1/4 Cup Onion, 1/4 Cup Coriander Leaves (Cilantro or Dhaniya)
Add boiled or leftover dal to the paratha. I have added boiled yellow moong dal here.
1 Cup Boiled or Leftover Dal
Mix to make a soft dough. If the dal is liquidy, it should have enough water to make the dough. If there is less liquid, you can add a little bit of water as needed.
Rolling the parathas
Divide the dough into 8 equal sized portions and make small balls.
Slightly press the balls with your hands and dust them with whole wheat flour.
Then flatten them out into a round disc. You can cook the paratha as is (skip to cooking the paratha section) or make a lachha paratha for a layered crispy flaky texture.
To make the lachha paratha, brush some ghee on the top of the paratha.
Sprinkle some whole wheat flour, red chilli powder and salt on top.
Then start to fold the dough into thin strips starting from one end.
Alternate the direction and continue to fold the strips downwards. You can also just cut the paratha into small strips and place them over one another.
Finish rolling the whole paratha in alternating strips. Gently stretch it by pulling on both ends.

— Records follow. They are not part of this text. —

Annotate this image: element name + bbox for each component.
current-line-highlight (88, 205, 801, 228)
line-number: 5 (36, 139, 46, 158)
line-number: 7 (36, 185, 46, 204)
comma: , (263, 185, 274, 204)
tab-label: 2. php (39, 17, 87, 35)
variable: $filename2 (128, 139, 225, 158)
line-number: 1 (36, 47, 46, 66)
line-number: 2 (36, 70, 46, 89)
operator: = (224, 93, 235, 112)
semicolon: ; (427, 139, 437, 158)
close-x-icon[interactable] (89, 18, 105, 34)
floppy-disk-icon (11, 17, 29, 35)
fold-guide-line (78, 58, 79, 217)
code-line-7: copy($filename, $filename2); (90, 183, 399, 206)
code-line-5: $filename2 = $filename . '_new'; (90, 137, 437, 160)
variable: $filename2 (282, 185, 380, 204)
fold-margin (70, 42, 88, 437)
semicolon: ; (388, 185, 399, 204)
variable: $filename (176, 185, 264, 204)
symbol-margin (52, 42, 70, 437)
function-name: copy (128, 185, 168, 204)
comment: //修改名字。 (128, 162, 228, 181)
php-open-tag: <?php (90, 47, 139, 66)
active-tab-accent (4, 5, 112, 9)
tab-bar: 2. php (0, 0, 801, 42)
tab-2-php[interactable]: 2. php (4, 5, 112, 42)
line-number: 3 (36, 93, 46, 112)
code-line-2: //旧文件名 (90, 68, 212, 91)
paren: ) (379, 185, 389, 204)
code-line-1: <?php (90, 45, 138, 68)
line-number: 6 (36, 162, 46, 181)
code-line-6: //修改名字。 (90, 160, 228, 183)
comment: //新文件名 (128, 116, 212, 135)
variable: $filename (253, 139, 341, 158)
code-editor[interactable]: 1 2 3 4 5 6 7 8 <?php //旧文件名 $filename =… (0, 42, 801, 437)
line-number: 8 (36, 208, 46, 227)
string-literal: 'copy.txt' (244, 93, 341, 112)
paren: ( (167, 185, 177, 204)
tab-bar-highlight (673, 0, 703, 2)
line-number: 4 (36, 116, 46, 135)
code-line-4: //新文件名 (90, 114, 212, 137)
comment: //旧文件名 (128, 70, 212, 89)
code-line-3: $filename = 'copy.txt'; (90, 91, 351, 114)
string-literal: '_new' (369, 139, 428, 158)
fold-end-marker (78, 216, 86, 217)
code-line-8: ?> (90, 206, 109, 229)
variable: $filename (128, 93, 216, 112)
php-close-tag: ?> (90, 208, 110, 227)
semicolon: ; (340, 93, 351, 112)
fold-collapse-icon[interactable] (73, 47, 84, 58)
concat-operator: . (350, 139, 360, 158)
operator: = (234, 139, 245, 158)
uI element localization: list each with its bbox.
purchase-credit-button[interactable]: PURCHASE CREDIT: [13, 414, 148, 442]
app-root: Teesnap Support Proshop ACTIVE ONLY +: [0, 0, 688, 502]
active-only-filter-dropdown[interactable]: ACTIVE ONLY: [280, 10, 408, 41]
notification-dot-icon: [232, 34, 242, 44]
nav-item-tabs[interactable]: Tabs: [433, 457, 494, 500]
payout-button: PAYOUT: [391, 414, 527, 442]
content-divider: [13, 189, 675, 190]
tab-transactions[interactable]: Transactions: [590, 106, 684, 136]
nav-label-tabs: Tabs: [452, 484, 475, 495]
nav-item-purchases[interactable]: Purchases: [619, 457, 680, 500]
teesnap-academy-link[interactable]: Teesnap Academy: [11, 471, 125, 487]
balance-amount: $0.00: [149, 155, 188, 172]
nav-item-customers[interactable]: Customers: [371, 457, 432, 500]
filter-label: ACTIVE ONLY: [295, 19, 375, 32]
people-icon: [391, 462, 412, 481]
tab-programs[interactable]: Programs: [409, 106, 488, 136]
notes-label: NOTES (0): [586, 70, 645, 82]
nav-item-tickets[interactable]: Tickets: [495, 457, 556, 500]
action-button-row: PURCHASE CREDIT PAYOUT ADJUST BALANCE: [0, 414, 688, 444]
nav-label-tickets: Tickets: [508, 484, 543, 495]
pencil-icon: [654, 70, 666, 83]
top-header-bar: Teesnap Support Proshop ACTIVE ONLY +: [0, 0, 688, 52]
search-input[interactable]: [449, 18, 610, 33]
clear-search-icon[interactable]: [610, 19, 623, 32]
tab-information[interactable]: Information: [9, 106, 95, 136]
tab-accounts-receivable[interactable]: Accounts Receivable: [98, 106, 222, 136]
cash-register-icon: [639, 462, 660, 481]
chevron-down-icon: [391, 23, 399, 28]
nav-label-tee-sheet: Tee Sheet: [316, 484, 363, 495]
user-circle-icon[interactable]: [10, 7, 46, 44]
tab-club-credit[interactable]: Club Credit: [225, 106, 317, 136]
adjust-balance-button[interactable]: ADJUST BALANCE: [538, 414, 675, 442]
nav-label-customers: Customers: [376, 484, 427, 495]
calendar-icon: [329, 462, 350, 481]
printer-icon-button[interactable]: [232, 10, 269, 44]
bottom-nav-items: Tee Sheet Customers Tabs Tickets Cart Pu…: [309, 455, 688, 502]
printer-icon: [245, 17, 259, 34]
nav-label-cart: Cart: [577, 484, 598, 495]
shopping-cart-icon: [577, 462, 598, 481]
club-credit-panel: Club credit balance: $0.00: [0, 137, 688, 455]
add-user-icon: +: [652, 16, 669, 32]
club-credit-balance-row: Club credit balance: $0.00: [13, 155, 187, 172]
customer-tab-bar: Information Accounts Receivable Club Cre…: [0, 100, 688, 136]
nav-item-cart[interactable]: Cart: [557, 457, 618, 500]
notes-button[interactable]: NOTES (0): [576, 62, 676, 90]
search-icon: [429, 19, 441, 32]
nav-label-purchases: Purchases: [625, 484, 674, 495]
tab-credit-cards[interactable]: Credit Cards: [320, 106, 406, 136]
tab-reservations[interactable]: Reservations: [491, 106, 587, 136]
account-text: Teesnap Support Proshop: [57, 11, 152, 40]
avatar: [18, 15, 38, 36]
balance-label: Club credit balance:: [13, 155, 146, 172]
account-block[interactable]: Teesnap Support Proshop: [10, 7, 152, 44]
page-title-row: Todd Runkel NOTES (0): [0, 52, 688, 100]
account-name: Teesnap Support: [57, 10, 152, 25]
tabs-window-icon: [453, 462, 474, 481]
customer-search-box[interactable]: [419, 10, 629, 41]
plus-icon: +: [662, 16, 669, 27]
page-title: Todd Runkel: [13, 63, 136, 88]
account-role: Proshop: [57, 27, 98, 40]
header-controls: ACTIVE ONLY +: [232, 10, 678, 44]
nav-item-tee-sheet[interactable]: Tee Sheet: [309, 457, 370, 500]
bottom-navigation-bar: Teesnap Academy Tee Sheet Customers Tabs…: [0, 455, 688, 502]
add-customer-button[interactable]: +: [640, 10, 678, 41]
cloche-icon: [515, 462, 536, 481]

Then start to roll it into a spiral shape.
Finish rolling and press the end to seal and make a round shape.
Gently flatten the spiral shaped dough with your hands.
Dust with whole wheat flour.
Flatten into a round disc again to make the layered paratha.
Cooking the parathas
Place the dal paratha dough on a hot griddle or tawa on medium heat.
Cook from one side for 1-2 minutes and then flip the paratha.
Apply ghee on the top side. Cook the lower side for 2 minutes.
Apply ghee on both sides and cook well till the dal paratha is golden brown and crispy.
Leftover dal paratha is ready. Serve it with yogurt, raita, pickle or chutney.